Monday at school my life became a living hell, even after the teachers and the principal took my tormentors aside and told them to knock it off.   "Hey weirdo, who do you see today?"  "Pinned the tail on any donkeys lately?"  Being pushed and shoved on the playground was nothing new, but, it did reach a new level of intensity and deliberateness.  The other 6 or 7 girls who were also among the unpopular even stayed away from me because they were afraid of what delicious hell would be visited upon them should they be foolish enough to have me as a friend.  Fourth grade recess sucked and it sucked big time until...
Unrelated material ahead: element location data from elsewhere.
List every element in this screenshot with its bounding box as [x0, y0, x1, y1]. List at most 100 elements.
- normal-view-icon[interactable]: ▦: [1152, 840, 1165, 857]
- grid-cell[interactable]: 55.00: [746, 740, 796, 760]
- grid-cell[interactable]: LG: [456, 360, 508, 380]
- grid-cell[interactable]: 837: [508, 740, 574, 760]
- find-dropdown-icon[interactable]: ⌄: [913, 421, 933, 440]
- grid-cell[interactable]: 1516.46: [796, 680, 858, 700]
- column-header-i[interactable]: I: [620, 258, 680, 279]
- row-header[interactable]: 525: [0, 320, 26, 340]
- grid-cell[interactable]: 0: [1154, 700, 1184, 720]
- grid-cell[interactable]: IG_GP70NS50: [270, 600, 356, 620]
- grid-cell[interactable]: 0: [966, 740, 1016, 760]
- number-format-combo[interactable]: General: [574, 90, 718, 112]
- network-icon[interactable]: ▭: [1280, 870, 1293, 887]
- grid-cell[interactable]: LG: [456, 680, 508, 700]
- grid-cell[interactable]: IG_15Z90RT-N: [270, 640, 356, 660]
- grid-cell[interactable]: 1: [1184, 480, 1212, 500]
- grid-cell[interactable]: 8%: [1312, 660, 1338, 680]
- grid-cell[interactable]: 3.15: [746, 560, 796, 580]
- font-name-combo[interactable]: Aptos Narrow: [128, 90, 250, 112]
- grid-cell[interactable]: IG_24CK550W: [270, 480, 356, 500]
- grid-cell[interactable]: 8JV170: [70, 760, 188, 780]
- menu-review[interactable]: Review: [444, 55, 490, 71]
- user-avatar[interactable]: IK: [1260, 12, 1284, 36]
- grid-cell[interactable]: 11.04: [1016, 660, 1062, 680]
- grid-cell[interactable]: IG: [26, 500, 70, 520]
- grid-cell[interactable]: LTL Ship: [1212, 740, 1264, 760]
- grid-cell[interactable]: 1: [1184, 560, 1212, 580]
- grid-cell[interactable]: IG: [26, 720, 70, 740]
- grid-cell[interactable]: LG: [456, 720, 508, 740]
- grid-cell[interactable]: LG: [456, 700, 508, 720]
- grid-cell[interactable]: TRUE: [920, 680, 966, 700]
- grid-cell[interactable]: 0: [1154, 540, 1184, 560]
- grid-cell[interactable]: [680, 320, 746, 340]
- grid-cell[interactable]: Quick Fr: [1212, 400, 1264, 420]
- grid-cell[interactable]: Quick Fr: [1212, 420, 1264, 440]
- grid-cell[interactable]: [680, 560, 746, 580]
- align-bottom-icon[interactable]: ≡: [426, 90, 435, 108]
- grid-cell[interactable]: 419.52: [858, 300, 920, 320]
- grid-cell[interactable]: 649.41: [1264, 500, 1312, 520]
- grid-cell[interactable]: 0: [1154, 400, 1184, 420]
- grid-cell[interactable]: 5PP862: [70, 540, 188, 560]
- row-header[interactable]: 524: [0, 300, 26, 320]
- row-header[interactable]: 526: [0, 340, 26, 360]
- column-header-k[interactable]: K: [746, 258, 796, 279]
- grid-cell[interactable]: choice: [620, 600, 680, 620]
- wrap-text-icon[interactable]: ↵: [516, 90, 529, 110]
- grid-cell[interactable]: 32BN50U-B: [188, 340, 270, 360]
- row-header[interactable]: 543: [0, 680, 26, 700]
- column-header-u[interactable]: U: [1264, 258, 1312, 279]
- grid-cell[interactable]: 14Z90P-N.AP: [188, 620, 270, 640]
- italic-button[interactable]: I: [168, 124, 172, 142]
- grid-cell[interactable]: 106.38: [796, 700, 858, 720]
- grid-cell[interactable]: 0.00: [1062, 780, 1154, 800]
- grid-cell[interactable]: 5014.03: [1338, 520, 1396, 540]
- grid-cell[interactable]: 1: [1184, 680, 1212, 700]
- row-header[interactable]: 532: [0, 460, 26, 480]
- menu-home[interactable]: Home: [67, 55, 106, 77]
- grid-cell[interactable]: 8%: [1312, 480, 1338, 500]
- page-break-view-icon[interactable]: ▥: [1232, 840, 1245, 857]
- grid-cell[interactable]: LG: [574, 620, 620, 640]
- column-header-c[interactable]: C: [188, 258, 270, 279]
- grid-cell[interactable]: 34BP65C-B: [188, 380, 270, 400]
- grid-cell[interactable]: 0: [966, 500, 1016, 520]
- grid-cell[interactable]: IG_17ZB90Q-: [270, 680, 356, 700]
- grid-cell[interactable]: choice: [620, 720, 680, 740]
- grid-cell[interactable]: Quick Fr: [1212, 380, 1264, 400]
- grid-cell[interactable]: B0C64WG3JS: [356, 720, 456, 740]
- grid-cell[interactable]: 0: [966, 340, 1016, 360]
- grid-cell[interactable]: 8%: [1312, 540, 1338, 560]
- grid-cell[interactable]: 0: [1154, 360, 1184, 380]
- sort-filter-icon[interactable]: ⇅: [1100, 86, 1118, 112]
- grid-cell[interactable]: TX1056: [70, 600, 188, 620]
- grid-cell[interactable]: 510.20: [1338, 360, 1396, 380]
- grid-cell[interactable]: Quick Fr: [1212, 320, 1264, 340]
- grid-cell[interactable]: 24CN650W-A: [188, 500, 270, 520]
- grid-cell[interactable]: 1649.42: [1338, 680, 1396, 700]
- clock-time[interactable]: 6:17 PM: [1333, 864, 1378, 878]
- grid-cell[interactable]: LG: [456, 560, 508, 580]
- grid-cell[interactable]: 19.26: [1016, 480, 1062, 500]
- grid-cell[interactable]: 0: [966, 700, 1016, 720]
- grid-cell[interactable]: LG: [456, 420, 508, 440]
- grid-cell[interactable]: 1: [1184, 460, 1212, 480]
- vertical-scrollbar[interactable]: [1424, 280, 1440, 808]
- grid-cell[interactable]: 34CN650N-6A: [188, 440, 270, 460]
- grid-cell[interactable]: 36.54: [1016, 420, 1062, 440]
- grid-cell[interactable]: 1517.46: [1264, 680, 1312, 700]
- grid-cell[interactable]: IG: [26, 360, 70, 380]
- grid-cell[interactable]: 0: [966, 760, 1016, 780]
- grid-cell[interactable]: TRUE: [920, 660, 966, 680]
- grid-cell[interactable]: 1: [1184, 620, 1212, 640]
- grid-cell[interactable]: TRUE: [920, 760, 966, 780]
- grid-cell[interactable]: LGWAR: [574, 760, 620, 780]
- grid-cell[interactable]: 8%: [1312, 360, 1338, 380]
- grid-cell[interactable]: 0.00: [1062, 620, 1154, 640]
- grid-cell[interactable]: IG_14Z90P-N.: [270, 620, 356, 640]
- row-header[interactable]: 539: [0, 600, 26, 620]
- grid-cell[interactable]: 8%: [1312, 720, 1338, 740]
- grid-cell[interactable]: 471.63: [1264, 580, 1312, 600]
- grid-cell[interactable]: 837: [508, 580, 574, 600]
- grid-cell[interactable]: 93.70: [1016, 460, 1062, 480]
"Hey weirdo, who do you see standing behind me today?" screamed Angela.  Taking about 2 seconds to really look, I saw her grandmother standing there frowning and crying.  She was tall, plump, had her hair in a bun on the back of her head and was wearing a calf-length dress with lots of pintuck pleats on the front of it - and I could see through her so I knew she was dead.  So, I screamed back, "I see your dead, tall, fat Grandma and she's crying and frowning."  "Lot you know, my Grandma is alive, you jerk!"  Only thing was, she wasn't.  She had died that morning just about the time we were all at recess.  Angela's mom came to school to get her about half an hour after the end of recess and told her her Grandma was dead.  Angela turned pale as paste, looked at me and asked, "How did you know that you weirdo?"  "I told you I saw her, didn't I! Maybe now you guys will believe me."

Whether the group ever believed me or not, I learned that having my gift could sometimes shut people up when they were tormenting me.  But, most of the time, it was that "weirdo thing" that kept me from having popular friends and I was really starting to not like it at all.

1 comment:

  1. Kids can be very cruel, it's sad but true. Most of the time it's because of their parents teaching them to "label" others. I love the song from South Pacific it's called "Carefully Taught" & speaks about how were have to be taught to hate & fear people not like us. I did a blog on it back in July (I think). Thanks for your honesty, sending you much love.